Les lignes de petits caractères devinrent fines comme des cheveux, minces méandres noirs sur le fond nacré.

Le Premier Orateur effleura les touches de la petite console incrustée dans le bras de son fauteuil. « Nous allons le faire revenir au commencement – à l’époque où vivait Hari Seldon – et nous repartirons en avant au ralenti, en diaphragmant pour n’avoir sous les yeux qu’une décennie à la fois. Cela procure une merveilleuse sensation de défilement de l’histoire, sans qu’on soit distrait par les détails. Je me demande si vous avez jamais essayé de procéder de la sorte.

— Pas exactement de cette manière, Premier Orateur.
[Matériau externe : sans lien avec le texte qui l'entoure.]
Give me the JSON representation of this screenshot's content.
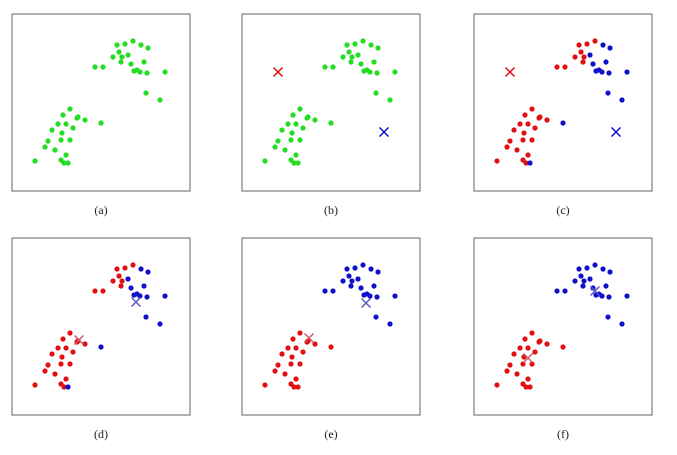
{
  "chart_data": [
    {
      "type": "scatter",
      "caption": "(a)",
      "xlim": [
        0,
        178
      ],
      "ylim": [
        0,
        177
      ],
      "series": [
        {
          "color": "#22dd22",
          "marker": "dot",
          "x": [
            105,
            113,
            121,
            129,
            107,
            110,
            116,
            101,
            91,
            83,
            119,
            125,
            128,
            135,
            122,
            132,
            136,
            153,
            134,
            148,
            109,
            58,
            51,
            65,
            73,
            89,
            54,
            46,
            40,
            50,
            61,
            58,
            49,
            36,
            33,
            43,
            54,
            49,
            52,
            56,
            23,
            66
          ],
          "y": [
            146,
            147,
            150,
            146,
            139,
            134,
            136,
            134,
            124,
            124,
            127,
            121,
            119,
            118,
            120,
            129,
            143,
            119,
            98,
            91,
            129,
            82,
            76,
            73,
            71,
            68,
            67,
            67,
            61,
            58,
            63,
            51,
            51,
            50,
            44,
            41,
            36,
            31,
            28,
            28,
            30,
            74
          ]
        }
      ]
    },
    {
      "type": "scatter",
      "caption": "(b)",
      "xlim": [
        0,
        178
      ],
      "ylim": [
        0,
        177
      ],
      "series": [
        {
          "color": "#22dd22",
          "marker": "dot",
          "x": [
            105,
            113,
            121,
            129,
            107,
            110,
            116,
            101,
            91,
            83,
            119,
            125,
            128,
            135,
            122,
            132,
            136,
            153,
            134,
            148,
            109,
            58,
            51,
            65,
            73,
            89,
            54,
            46,
            40,
            50,
            61,
            58,
            49,
            36,
            33,
            43,
            54,
            49,
            52,
            56,
            23,
            66
          ],
          "y": [
            146,
            147,
            150,
            146,
            139,
            134,
            136,
            134,
            124,
            124,
            127,
            121,
            119,
            118,
            120,
            129,
            143,
            119,
            98,
            91,
            129,
            82,
            76,
            73,
            71,
            68,
            67,
            67,
            61,
            58,
            63,
            51,
            51,
            50,
            44,
            41,
            36,
            31,
            28,
            28,
            30,
            74
          ]
        },
        {
          "color": "#e01010",
          "marker": "x",
          "x": [
            36
          ],
          "y": [
            119
          ]
        },
        {
          "color": "#1010cc",
          "marker": "x",
          "x": [
            142
          ],
          "y": [
            59
          ]
        }
      ]
    },
    {
      "type": "scatter",
      "caption": "(c)",
      "xlim": [
        0,
        178
      ],
      "ylim": [
        0,
        177
      ],
      "series": [
        {
          "color": "#e01010",
          "marker": "dot",
          "x": [
            105,
            113,
            121,
            107,
            110,
            101,
            91,
            83,
            109,
            58,
            51,
            65,
            73,
            54,
            46,
            40,
            50,
            61,
            58,
            49,
            36,
            33,
            43,
            54,
            49,
            52,
            23,
            66
          ],
          "y": [
            146,
            147,
            150,
            139,
            134,
            134,
            124,
            124,
            129,
            82,
            76,
            73,
            71,
            67,
            67,
            61,
            58,
            63,
            51,
            51,
            50,
            44,
            41,
            36,
            31,
            28,
            30,
            74
          ]
        },
        {
          "color": "#1010cc",
          "marker": "dot",
          "x": [
            129,
            116,
            119,
            125,
            128,
            135,
            122,
            132,
            136,
            153,
            134,
            148,
            89,
            56
          ],
          "y": [
            146,
            136,
            127,
            121,
            119,
            118,
            120,
            129,
            143,
            119,
            98,
            91,
            68,
            28
          ]
        },
        {
          "color": "#e01010",
          "marker": "x",
          "x": [
            36
          ],
          "y": [
            119
          ]
        },
        {
          "color": "#1010cc",
          "marker": "x",
          "x": [
            142
          ],
          "y": [
            59
          ]
        }
      ]
    },
    {
      "type": "scatter",
      "caption": "(d)",
      "xlim": [
        0,
        178
      ],
      "ylim": [
        0,
        177
      ],
      "series": [
        {
          "color": "#e01010",
          "marker": "dot",
          "x": [
            105,
            113,
            121,
            107,
            110,
            101,
            91,
            83,
            109,
            58,
            51,
            65,
            73,
            54,
            46,
            40,
            50,
            61,
            58,
            49,
            36,
            33,
            43,
            54,
            49,
            52,
            23,
            66
          ],
          "y": [
            146,
            147,
            150,
            139,
            134,
            134,
            124,
            124,
            129,
            82,
            76,
            73,
            71,
            67,
            67,
            61,
            58,
            63,
            51,
            51,
            50,
            44,
            41,
            36,
            31,
            28,
            30,
            74
          ]
        },
        {
          "color": "#1010cc",
          "marker": "dot",
          "x": [
            129,
            116,
            119,
            125,
            128,
            135,
            122,
            132,
            136,
            153,
            134,
            148,
            89,
            56
          ],
          "y": [
            146,
            136,
            127,
            121,
            119,
            118,
            120,
            129,
            143,
            119,
            98,
            91,
            68,
            28
          ]
        },
        {
          "color": "#d05a6a",
          "marker": "x",
          "x": [
            67
          ],
          "y": [
            75
          ]
        },
        {
          "color": "#5a5ac0",
          "marker": "x",
          "x": [
            124
          ],
          "y": [
            113
          ]
        }
      ]
    },
    {
      "type": "scatter",
      "caption": "(e)",
      "xlim": [
        0,
        178
      ],
      "ylim": [
        0,
        177
      ],
      "series": [
        {
          "color": "#1010cc",
          "marker": "dot",
          "x": [
            105,
            113,
            121,
            129,
            107,
            110,
            116,
            101,
            91,
            83,
            119,
            125,
            128,
            135,
            122,
            132,
            136,
            153,
            134,
            148,
            109
          ],
          "y": [
            146,
            147,
            150,
            146,
            139,
            134,
            136,
            134,
            124,
            124,
            127,
            121,
            119,
            118,
            120,
            129,
            143,
            119,
            98,
            91,
            129
          ]
        },
        {
          "color": "#e01010",
          "marker": "dot",
          "x": [
            58,
            51,
            65,
            73,
            89,
            54,
            46,
            40,
            50,
            61,
            58,
            49,
            36,
            33,
            43,
            54,
            49,
            52,
            56,
            23,
            66
          ],
          "y": [
            82,
            76,
            73,
            71,
            68,
            67,
            67,
            61,
            58,
            63,
            51,
            51,
            50,
            44,
            41,
            36,
            31,
            28,
            28,
            30,
            74
          ]
        },
        {
          "color": "#d05a6a",
          "marker": "x",
          "x": [
            67
          ],
          "y": [
            77
          ]
        },
        {
          "color": "#5a5ac0",
          "marker": "x",
          "x": [
            124
          ],
          "y": [
            112
          ]
        }
      ]
    },
    {
      "type": "scatter",
      "caption": "(f)",
      "xlim": [
        0,
        178
      ],
      "ylim": [
        0,
        177
      ],
      "series": [
        {
          "color": "#1010cc",
          "marker": "dot",
          "x": [
            105,
            113,
            121,
            129,
            107,
            110,
            116,
            101,
            91,
            83,
            119,
            125,
            128,
            135,
            122,
            132,
            136,
            153,
            134,
            148,
            109
          ],
          "y": [
            146,
            147,
            150,
            146,
            139,
            134,
            136,
            134,
            124,
            124,
            127,
            121,
            119,
            118,
            120,
            129,
            143,
            119,
            98,
            91,
            129
          ]
        },
        {
          "color": "#e01010",
          "marker": "dot",
          "x": [
            58,
            51,
            65,
            73,
            89,
            54,
            46,
            40,
            50,
            61,
            58,
            49,
            36,
            33,
            43,
            54,
            49,
            52,
            56,
            23,
            66
          ],
          "y": [
            82,
            76,
            73,
            71,
            68,
            67,
            67,
            61,
            58,
            63,
            51,
            51,
            50,
            44,
            41,
            36,
            31,
            28,
            28,
            30,
            74
          ]
        },
        {
          "color": "#d05a6a",
          "marker": "x",
          "x": [
            54
          ],
          "y": [
            57
          ]
        },
        {
          "color": "#5a5ac0",
          "marker": "x",
          "x": [
            121
          ],
          "y": [
            124
          ]
        }
      ]
    }
  ]
}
— Vous devriez. C’est une sensation merveilleuse. Tenez, observez la pauvreté du réseau au début : il n’y avait guère de place pour des alternatives dans les toutes premières décennies. Le nombre des aiguillages s’accroît toutefois de manière exponentielle avec le temps. N’eût été le fait qu’une fois prise, une branche particulière entraîne aussitôt l’extinction de tout un vaste réseau d’autres branches potentielles, l’ensemble aurait tôt fait de devenir impossible à appréhender. Bien entendu, dès lors qu’on traite de l’avenir, il convient de choisir avec soin les extinctions sur lesquelles on croit pouvoir tabler.